In some situations, a non-refundable, prepaid gift card may be used. For example, the trustee may be able to give the beneficiary a gas card that can only be used to pay for fuel for his or her vehicle.
#11. ARE THERE ALTERNATIVES TO A SPECIAL NEEDS TRUST?
Yes. There are several Medicaid planning options, including using a Miller trust to account for excess income, transferring assets to a community spouse under spousal protection laws, setting up an Achieving a Better Life Experience (ABLE) Act account, and using other types of trusts and investment vehicles.
A revocable living trust is not an alternative to a special needs trust because the beneficiary typically has the right to order a distribution and revoke the trust, so the assets owned by it are typically considered part of the beneficiary's countable resources. There are particular rules regarding the transfer of property within five years of requiring long-term care or home-based services, so be sure you consult with a knowledgeable Medicaid estate planning lawyer before making any transfers that may jeopardize your or your loved one's benefits or subject you to a transfer penalty.

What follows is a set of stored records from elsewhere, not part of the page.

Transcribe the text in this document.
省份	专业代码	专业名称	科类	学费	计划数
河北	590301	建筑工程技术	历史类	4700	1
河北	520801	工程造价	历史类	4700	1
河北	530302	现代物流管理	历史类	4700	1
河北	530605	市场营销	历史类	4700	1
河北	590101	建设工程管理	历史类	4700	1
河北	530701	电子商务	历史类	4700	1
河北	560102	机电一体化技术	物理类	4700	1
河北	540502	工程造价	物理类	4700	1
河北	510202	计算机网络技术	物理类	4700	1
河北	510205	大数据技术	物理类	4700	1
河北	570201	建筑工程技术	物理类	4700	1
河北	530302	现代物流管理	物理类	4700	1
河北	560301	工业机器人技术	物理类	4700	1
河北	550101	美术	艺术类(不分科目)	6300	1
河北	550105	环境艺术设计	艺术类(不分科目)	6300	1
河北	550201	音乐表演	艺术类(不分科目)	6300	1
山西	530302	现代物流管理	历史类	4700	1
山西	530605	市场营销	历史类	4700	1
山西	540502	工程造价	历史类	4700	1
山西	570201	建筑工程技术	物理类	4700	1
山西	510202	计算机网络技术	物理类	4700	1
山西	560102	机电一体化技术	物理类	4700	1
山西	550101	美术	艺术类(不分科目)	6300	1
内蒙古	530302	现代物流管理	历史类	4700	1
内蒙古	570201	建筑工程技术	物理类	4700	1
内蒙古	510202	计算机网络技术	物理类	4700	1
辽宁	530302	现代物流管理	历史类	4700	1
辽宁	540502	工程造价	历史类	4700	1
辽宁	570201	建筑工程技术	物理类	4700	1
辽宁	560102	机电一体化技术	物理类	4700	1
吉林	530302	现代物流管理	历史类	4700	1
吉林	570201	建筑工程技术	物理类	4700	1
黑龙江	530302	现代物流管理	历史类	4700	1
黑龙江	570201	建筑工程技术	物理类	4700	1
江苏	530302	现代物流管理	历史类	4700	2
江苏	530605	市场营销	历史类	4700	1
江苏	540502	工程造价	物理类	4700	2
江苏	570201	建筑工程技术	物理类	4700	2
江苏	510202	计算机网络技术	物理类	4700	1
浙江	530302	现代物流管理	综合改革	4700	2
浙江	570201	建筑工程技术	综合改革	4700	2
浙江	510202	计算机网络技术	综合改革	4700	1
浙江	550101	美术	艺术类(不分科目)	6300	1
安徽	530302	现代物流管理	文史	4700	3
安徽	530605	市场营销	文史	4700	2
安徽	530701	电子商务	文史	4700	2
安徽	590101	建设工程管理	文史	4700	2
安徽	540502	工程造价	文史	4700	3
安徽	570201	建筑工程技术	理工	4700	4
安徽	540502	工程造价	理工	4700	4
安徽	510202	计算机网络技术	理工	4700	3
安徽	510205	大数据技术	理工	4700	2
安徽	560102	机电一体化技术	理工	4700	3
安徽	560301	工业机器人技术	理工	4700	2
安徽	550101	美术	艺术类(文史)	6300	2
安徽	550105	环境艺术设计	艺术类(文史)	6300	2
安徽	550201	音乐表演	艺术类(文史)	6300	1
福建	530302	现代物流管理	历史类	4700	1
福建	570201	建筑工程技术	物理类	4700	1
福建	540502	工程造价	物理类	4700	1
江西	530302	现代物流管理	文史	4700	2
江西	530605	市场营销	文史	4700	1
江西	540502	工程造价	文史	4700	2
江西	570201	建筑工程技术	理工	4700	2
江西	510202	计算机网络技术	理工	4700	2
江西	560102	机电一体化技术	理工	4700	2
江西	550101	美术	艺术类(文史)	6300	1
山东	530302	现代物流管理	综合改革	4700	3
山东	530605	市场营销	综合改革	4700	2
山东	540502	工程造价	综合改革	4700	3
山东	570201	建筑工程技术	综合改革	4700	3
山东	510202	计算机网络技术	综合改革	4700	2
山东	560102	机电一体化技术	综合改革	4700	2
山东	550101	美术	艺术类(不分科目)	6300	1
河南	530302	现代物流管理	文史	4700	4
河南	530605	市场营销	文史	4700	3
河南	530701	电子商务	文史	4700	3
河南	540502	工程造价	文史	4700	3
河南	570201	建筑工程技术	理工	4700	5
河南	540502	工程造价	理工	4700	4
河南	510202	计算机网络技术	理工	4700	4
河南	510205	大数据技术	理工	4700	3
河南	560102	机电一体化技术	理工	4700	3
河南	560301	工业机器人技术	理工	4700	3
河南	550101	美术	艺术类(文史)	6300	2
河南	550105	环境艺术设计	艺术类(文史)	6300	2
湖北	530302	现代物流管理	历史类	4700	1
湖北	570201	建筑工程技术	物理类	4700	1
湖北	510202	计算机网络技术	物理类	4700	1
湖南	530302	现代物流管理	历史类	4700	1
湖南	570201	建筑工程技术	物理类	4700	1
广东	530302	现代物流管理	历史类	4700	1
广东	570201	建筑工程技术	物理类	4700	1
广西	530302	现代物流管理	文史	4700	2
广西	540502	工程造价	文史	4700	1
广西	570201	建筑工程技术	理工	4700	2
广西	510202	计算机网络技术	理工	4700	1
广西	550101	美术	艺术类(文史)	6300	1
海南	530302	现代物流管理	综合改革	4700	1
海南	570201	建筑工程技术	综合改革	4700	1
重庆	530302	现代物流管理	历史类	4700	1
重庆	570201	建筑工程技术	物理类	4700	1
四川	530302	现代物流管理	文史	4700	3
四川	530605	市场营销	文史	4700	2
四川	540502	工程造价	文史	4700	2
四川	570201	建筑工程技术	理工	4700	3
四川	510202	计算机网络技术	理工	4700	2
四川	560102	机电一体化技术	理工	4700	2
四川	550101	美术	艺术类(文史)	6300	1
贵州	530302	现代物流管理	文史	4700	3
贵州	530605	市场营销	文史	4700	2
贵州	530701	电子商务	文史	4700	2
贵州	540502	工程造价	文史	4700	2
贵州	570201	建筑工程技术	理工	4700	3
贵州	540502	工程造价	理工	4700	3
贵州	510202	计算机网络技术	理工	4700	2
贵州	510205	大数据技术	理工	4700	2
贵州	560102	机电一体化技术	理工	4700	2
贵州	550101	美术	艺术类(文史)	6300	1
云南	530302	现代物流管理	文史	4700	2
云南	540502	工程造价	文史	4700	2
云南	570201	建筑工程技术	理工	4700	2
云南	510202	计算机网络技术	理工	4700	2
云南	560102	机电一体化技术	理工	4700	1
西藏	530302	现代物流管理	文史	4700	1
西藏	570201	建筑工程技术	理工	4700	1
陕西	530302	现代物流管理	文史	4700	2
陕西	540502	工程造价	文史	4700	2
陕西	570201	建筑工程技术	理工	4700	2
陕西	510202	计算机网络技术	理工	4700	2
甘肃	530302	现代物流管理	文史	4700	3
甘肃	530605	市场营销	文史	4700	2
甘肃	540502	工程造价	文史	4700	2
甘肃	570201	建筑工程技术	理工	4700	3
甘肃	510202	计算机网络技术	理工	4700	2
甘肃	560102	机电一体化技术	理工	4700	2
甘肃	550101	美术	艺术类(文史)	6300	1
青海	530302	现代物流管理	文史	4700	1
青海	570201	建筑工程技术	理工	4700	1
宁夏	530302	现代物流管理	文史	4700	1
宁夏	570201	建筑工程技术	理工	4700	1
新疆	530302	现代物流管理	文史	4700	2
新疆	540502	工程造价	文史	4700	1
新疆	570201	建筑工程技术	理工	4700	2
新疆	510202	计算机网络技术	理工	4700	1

#12. WHERE CAN I LEARN MORE?
If you would like to learn more about special needs trusts, consult an estate planning lawyer with experience in this area. He or she will be familiar with the necessary language to include in the trust that complies with state and federal law. He or she can draft the trust for you and advise you on how to maintain eligibility for public benefits while giving the beneficiary access to additional services and comforts.